On May 13, 1994, a jury in the Napa Valley Superior Court found two therapists, a psychiatrist and an MFCC guilty of malpractice. A father sued the therapists and the hospital for implanting false memories of paternal child abuse in his daughter. This was a landmark ruling. It marked the first time a non-patient, a third party, won a real malpractice suit against practitioners in a health care field extending the vulnerability of all psychologists.

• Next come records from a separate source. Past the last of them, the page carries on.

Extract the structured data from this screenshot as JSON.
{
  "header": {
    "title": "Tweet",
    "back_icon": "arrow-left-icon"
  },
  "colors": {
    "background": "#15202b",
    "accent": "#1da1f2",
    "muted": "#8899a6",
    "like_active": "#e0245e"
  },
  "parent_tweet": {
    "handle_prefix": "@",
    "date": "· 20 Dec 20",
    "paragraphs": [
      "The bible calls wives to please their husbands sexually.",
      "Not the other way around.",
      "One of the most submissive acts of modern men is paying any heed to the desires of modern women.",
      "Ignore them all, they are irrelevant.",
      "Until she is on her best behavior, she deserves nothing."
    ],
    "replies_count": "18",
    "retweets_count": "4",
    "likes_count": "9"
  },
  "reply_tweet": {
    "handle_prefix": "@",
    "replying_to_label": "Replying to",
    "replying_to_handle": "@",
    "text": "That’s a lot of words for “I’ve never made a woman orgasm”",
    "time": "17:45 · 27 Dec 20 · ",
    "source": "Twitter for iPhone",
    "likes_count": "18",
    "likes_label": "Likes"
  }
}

The California Health Security Act (CHSA) was a Canadian-style single-payor health care delivery system that included broad-range mental health benefits and promised to rescue California from the abuses of managed care. I wrote about CHSA and arranged for a speaker to address questions in an open forum, although SDPA never officially endorsed the initiative. Naturally, the insurance companies spent millions in a disinformation campaign to discredit CHSA and it was defeated in November 1994. However, I still hear physicians and other health care professionals lamenting the lack of support for this legislation in todays managed care market.
CPA announced that beginning in January 1995, psychologists would be mandated to complete 36 hours of continuing education over a two-year period for license renewal. We revamped our Continuing Education Committee and gave it a more central role within the Association not unlike the newsletter. We also began planning for full day - workshops in areas targeted by CPA, such as chemical dependency, pharmacology, etc. The intention was to make the coming transition as easy as possible for our members, and I believe we were successful.
The Department of Health Services (DHS) rendered a decision that ordering restraints and/or seclusion is within the professional scope of practice of licensed psychologists in California. The California Medical Association and the California Psychiatric Association mounted an unsuccessful full-scale challenge to psychology, as these regulations were taken up at a public hearing. The broader issue was most likely to limit the practice of psychology in preparation for the upcoming debate on prescription privileges.
In January 1995, the SDPA celebrated its 35th anniversary, tracing its history back to the first meeting of the San Diego County Psychological Association in 1960 under its first President James Chipps.